Depuis ce fameux soir ? Rien de bien intéressant comparé au goût de ses lèvres, la douceur de ses doigts contre les tiens, le bruit sourd de vos cœur qui battaient à l'unisson. Tu rougis un peu en jouant nerveusement avec la fourchette comme si c'était une clef à molettes.

Puis il y eut cette phrase, pas n'importe quelle phrase, LA phrase, celle qui fis vriller sauvagement ton cœur en le twistant comme une gomme mie de pain qu'on laisse à un enfant. Comment prendre cette phrase, quel est le bon sens caché à décoder ? Tu ne le savais pas, rougissant de plus belle tu tapes doucement du pieds contre le pied de la table. Comment le prendre ? Un défis normal ? Une invitation ? Ho et puis merde ! De toute façon vous aviez très bien comment ça allait finir et avec ce genre de phrases il est impossible pour toi de refréner ta spontanéité.

Tu te relevas pour poser tes bras tendus sur la table et te pencher sur elle avec une douceur qui amorçait une situation tellement prévisible. Doucement ton souffle chaud croisa le sien, tes pupilles dilatés sonda les siennes, un petit sourire perça tes lèvres avec un faible haussement d'épaule d'un air de dire « Ni repris ni échangé ». Puis tes lèvres habillée de leur robe carmin viennent enlacer les siennes dans leur tenu aux teintes cerises, une tresse bercée par ton mouvement de tête glissa jusqu'à la cuisse de la Givrali. L'instant présent te semblas interminable, jamais tu n'avais connu de pareil délice, cette situation, unique en son genre déclenchait en toi un flot d'émotion que ton esprit décuplait alors que tu imaginais tous les scénarios possibles. Que dirait Alban, pensas-tu l'espace d'un instant. Oh et puis fichtre ! Au diable ton grand frère et ses actions bienveillantes ! Tu laissas tout déborder, absolument toutes tes émotions.

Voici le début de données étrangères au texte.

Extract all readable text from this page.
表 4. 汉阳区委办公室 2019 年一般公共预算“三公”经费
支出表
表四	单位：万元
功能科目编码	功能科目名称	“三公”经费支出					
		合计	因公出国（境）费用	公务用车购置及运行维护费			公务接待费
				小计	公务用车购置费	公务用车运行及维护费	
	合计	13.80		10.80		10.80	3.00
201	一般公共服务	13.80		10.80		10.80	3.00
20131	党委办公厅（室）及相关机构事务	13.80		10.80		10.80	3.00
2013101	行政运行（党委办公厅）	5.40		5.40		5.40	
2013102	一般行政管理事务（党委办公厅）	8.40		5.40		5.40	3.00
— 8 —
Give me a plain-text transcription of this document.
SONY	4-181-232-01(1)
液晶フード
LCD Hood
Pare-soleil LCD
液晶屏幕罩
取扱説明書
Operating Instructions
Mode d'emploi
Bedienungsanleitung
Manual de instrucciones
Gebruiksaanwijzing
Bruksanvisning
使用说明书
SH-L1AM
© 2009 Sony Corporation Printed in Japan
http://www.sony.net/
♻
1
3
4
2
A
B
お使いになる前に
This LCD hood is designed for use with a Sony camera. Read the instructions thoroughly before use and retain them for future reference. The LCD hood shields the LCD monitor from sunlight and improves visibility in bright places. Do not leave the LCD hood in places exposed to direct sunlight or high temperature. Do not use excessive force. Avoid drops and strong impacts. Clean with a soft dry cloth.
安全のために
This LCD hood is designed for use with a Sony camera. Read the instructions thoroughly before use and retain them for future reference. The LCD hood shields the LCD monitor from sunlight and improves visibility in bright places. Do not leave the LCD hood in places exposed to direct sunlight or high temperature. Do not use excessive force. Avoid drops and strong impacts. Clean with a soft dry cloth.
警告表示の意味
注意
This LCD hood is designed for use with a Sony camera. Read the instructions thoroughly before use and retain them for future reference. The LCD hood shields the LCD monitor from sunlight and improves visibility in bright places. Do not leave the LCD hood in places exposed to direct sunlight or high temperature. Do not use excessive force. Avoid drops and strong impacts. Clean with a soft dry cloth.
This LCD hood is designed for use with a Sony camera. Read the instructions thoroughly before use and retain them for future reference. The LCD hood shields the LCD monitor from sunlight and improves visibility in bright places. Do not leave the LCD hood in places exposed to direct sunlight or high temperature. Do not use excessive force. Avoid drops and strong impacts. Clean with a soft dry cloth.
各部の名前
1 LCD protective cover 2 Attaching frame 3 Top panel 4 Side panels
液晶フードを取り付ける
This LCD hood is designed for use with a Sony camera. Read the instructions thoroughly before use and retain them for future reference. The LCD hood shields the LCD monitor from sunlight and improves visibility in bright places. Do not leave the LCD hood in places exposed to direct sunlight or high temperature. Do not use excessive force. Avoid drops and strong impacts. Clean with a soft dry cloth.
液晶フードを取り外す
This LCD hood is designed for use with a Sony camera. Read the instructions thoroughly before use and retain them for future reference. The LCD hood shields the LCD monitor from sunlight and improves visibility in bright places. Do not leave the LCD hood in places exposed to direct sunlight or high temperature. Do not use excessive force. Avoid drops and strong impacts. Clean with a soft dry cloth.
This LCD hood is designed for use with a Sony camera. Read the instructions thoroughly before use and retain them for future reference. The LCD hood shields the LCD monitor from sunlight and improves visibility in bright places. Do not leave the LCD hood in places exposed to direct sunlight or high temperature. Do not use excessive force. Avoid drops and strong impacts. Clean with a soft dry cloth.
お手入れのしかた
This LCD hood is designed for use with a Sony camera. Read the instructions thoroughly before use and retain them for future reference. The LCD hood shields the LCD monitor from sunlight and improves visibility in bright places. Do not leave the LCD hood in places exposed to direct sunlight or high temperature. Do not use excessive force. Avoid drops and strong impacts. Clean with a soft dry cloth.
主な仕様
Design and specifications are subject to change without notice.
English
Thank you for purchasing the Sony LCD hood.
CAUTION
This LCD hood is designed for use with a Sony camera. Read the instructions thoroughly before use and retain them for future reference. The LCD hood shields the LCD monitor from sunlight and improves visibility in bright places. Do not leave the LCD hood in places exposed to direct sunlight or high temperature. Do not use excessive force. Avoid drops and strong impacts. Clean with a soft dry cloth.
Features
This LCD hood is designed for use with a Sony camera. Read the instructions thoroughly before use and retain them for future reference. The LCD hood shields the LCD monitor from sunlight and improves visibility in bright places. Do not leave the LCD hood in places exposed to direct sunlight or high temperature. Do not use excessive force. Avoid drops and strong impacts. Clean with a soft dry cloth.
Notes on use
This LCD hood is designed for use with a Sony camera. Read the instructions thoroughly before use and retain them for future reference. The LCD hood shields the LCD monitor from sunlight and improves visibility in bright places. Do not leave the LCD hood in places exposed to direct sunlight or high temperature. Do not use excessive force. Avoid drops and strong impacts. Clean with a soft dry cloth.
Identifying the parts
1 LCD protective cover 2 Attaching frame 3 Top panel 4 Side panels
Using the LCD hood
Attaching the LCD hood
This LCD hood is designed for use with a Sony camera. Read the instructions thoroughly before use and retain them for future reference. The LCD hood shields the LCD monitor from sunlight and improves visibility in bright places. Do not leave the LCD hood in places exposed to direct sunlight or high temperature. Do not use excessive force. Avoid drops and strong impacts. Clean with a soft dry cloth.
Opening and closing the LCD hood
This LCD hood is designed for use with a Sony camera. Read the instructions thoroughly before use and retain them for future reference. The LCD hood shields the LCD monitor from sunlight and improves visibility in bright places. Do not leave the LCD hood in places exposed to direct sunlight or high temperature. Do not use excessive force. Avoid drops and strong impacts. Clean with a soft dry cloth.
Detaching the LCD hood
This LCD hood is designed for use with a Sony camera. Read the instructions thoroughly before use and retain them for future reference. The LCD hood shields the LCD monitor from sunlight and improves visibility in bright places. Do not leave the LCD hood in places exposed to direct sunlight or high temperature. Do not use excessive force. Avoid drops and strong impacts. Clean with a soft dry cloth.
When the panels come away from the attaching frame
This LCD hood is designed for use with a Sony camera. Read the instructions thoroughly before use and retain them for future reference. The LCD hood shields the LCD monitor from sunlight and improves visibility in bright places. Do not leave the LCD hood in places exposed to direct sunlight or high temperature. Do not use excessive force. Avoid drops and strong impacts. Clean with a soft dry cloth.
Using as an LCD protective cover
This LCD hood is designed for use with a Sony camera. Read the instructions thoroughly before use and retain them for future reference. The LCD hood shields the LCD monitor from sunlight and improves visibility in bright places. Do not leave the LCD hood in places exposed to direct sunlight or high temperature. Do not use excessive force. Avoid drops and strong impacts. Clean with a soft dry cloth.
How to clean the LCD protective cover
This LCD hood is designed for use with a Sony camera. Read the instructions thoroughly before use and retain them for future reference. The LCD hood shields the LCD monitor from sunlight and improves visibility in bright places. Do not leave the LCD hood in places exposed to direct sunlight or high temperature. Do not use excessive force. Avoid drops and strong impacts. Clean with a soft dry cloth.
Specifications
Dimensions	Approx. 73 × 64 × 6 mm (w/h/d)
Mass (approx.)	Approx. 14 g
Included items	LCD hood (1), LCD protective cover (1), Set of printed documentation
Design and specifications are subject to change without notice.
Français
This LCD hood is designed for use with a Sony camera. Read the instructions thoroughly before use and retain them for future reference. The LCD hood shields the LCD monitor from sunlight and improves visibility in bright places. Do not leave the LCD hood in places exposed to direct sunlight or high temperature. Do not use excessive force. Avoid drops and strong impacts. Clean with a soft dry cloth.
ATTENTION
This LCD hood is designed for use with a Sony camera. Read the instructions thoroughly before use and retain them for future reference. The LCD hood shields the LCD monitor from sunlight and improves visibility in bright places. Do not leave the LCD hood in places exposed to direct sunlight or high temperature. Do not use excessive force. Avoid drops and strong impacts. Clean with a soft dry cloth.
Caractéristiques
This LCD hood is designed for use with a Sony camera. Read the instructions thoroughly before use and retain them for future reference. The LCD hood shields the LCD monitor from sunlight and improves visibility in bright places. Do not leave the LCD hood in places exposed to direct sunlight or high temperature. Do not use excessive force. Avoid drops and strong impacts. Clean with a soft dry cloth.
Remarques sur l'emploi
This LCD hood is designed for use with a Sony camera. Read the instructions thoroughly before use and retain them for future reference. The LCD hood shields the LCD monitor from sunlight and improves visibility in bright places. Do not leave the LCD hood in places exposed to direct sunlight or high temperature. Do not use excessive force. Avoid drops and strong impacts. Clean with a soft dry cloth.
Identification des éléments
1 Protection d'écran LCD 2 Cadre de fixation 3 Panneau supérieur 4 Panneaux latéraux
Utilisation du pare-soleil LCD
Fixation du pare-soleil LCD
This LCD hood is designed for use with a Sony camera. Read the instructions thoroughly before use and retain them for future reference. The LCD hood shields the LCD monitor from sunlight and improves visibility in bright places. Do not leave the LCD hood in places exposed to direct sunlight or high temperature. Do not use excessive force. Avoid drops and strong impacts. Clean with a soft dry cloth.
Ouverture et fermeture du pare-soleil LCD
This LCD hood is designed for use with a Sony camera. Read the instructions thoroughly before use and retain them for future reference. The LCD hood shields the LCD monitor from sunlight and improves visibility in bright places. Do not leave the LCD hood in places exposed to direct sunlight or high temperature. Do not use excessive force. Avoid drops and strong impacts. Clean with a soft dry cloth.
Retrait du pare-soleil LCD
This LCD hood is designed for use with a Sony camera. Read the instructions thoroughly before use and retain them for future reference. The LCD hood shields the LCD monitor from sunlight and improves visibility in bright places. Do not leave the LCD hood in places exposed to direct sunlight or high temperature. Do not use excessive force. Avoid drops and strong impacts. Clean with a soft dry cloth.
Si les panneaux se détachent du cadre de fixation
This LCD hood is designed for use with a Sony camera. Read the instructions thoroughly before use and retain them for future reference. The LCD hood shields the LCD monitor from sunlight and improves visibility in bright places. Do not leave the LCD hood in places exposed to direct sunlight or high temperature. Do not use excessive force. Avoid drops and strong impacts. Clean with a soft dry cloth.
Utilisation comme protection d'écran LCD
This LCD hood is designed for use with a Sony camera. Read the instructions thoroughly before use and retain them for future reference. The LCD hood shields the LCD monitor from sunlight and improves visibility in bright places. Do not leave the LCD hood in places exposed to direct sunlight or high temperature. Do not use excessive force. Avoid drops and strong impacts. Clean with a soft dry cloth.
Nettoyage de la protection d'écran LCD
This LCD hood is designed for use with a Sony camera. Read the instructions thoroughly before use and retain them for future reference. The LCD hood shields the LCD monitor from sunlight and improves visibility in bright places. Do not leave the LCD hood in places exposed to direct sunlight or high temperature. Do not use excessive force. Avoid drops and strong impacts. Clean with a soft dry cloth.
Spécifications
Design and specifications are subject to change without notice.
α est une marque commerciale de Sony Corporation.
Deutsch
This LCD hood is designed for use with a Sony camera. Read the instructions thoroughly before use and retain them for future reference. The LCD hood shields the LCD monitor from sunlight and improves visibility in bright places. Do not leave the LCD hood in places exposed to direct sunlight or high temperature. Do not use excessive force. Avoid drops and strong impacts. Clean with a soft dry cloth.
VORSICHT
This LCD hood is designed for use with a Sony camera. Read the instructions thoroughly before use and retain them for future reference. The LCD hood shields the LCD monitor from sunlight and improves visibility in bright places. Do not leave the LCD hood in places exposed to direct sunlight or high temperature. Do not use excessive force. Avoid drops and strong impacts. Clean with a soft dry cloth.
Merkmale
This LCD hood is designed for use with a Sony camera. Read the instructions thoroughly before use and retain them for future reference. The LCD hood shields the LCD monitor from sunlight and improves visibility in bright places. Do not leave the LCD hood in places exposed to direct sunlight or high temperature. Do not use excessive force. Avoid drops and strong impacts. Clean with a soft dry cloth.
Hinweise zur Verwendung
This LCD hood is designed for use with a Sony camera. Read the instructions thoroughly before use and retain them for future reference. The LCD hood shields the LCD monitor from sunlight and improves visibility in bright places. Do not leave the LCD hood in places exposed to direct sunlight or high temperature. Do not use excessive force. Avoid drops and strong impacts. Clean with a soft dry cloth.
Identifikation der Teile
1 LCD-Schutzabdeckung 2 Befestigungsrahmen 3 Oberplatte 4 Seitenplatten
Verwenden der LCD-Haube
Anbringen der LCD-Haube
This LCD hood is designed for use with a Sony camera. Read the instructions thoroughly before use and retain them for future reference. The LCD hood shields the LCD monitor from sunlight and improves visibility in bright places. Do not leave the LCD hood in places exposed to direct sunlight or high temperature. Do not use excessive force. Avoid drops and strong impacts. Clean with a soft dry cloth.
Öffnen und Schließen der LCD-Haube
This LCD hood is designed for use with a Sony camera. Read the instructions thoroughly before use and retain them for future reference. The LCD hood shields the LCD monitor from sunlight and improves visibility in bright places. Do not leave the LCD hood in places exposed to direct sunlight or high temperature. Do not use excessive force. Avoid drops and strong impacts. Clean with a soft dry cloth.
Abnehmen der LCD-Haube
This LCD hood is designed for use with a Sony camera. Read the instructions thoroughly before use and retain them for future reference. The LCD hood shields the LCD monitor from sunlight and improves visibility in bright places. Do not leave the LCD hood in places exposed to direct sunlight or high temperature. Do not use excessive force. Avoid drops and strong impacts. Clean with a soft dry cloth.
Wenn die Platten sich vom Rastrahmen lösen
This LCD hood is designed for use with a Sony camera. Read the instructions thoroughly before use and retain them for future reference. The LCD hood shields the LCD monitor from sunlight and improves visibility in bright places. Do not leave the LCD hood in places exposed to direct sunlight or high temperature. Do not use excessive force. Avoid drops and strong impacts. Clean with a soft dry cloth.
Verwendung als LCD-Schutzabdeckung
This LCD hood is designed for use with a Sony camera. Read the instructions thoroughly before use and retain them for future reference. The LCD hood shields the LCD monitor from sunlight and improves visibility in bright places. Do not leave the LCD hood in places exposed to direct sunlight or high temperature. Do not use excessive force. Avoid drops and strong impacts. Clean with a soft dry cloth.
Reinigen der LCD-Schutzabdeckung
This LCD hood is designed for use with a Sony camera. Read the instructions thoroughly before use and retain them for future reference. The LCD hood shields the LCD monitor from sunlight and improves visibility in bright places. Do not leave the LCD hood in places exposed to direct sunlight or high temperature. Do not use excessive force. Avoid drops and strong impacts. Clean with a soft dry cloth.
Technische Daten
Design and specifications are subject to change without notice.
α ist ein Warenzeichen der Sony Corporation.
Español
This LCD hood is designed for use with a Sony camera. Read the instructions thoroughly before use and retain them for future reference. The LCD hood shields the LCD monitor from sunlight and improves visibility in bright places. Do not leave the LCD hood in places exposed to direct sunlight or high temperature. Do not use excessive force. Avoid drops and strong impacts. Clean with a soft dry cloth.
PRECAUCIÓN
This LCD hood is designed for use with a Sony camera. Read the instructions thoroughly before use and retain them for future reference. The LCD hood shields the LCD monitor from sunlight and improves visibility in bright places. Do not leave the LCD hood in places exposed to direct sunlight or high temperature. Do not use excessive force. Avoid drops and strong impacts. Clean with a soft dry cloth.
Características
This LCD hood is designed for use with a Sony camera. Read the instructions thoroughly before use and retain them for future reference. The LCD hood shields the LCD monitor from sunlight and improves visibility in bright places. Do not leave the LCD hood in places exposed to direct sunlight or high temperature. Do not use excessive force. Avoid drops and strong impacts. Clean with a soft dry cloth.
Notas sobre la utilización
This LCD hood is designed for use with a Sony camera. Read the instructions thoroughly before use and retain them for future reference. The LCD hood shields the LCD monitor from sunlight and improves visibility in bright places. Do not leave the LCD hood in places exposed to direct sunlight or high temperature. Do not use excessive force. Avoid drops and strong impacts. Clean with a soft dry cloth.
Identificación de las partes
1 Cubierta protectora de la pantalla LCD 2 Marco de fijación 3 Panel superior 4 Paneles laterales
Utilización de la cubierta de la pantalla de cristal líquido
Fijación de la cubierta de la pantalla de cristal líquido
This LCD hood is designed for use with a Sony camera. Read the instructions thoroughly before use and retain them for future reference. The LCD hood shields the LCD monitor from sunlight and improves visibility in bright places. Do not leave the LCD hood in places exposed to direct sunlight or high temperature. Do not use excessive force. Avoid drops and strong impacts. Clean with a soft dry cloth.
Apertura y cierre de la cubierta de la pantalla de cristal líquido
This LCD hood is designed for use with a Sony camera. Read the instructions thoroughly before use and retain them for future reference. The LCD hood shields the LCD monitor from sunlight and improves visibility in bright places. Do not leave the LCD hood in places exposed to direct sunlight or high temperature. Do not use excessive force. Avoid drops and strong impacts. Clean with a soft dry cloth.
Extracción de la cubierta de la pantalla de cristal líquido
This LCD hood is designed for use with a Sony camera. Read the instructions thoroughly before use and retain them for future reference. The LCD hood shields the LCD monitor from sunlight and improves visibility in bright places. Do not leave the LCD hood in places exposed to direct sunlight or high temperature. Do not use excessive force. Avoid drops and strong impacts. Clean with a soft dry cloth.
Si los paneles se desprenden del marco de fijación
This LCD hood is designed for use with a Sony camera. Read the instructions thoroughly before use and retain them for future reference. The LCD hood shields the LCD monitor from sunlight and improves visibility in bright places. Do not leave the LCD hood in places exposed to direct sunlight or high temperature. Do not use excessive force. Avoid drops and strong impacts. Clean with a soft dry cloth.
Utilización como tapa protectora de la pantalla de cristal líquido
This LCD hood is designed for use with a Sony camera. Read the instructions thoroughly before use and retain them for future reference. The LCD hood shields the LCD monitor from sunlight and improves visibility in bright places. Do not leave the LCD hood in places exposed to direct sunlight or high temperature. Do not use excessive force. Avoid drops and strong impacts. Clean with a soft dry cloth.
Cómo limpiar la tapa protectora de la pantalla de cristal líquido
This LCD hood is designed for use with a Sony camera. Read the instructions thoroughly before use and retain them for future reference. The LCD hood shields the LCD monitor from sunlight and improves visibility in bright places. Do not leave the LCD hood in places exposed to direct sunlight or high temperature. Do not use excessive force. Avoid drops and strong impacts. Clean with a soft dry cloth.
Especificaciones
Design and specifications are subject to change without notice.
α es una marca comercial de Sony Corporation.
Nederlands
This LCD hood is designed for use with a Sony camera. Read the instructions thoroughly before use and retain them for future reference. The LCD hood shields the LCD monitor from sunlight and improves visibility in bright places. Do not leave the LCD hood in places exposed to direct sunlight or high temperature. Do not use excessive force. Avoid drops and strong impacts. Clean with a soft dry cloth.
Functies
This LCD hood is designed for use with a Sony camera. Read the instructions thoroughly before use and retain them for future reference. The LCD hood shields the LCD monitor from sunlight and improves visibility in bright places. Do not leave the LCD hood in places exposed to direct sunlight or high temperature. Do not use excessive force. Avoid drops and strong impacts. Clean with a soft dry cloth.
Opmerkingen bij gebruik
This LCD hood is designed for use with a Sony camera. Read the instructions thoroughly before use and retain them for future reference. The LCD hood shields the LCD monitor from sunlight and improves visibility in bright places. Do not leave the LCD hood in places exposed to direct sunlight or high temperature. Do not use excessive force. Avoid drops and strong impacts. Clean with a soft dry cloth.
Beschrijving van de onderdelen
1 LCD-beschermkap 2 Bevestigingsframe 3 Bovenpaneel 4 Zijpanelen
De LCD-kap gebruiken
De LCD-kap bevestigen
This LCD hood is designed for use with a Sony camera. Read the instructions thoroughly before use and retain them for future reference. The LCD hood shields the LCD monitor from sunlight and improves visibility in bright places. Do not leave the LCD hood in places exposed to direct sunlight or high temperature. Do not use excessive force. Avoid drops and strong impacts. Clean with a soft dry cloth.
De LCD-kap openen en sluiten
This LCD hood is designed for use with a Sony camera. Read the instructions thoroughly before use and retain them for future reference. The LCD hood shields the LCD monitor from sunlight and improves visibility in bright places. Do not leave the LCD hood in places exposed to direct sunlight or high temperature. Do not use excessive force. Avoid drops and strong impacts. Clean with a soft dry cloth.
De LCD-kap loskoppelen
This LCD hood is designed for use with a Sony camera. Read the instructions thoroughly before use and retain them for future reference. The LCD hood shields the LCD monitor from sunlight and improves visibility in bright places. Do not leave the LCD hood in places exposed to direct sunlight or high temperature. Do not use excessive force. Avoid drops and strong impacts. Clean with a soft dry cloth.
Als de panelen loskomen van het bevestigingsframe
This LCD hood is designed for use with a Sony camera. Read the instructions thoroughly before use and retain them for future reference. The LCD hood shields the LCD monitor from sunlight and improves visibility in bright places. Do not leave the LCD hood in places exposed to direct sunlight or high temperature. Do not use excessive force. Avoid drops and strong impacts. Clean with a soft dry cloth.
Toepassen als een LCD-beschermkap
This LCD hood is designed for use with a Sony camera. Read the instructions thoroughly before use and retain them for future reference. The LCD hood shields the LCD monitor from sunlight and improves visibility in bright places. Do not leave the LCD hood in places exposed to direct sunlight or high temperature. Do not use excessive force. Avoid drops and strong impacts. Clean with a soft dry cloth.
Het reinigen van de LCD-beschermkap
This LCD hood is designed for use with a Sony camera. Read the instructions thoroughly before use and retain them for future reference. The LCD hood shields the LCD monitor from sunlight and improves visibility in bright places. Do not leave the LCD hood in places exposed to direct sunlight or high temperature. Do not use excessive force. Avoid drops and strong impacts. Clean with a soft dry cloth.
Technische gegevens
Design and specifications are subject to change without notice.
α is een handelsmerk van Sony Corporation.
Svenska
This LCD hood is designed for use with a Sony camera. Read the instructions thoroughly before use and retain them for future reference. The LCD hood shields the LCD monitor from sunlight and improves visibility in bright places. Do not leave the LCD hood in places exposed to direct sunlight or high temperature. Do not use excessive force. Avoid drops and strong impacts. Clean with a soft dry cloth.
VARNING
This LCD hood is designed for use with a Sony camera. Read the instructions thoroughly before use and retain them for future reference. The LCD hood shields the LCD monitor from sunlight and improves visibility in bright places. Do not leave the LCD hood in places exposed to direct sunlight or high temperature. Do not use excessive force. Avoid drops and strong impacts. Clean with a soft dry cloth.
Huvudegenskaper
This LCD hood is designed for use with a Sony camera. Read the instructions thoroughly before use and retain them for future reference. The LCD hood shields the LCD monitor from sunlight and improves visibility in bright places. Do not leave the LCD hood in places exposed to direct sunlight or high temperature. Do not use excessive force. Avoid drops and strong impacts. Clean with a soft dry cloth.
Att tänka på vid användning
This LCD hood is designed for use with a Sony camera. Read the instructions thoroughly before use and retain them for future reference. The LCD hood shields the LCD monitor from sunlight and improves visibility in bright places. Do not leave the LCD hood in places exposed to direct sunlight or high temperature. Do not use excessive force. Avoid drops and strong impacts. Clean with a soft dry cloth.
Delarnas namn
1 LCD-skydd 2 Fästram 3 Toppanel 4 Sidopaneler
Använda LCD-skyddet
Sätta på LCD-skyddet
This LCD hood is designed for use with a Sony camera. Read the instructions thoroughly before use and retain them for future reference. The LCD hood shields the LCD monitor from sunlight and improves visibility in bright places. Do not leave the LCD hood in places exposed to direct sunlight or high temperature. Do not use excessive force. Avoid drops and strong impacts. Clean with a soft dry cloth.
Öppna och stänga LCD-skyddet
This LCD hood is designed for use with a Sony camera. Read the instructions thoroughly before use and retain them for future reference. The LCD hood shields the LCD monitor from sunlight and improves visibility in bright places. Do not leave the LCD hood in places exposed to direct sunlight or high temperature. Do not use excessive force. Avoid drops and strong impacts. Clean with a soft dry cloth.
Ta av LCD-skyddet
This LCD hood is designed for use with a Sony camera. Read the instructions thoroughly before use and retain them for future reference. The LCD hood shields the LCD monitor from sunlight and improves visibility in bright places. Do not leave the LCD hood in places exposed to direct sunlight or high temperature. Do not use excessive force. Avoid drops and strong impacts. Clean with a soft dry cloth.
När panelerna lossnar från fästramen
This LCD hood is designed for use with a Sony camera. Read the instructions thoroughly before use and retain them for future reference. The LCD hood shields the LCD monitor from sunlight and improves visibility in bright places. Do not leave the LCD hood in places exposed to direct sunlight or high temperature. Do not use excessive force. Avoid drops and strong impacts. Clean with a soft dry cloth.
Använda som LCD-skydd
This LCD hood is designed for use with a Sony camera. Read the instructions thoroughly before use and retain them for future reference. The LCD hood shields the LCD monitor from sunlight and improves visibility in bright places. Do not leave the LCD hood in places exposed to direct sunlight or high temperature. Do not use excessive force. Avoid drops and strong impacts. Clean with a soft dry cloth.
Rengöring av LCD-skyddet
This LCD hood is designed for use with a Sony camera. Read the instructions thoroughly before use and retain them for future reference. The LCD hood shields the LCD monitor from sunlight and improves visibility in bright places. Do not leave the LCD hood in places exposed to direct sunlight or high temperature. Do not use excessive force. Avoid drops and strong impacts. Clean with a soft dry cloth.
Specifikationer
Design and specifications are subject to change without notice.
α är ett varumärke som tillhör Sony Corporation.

Tu l'embrassas avec plus de fougue alors que tes doigts passaient dans sa nuque pour maintenir votre contact, autour de vous, des regards, certains désapprobateurs, certains bienveillants, un ou deux petits sifflements vinrent à tes oreilles, ce qui te fit sourire pendant le baiser. Tu relâchas cette étreinte en glissant, une petite mine rougissante.

-Ce n'était que l'entrée...

Tu ris quelques instants en prenant la carte avec un air tout de suite un peu plus sérieux. Tes yeux passèrent sur les plats avant d'interpeller le serveur.

-En entrée ce sera une salade au saumon, en plat... ce sera un magret saignant avec une sauce moutarde accompagnée d'un potofeu. Et toi Alex ?

Une fois le serveur parti, avec un potofeu.. assez surprenant, en même temps tu étais pleine de surprises, tu dis, d'un air naturel en regardant Alex.

-Ho ! J'ai oublié le plus important : Je t'aime. Plus fort que ma clef de 12 et la chantilly !

Quelle belle déclaration d'amour, on ne pouvait pas faire plus étrange et décallé dans le rythme.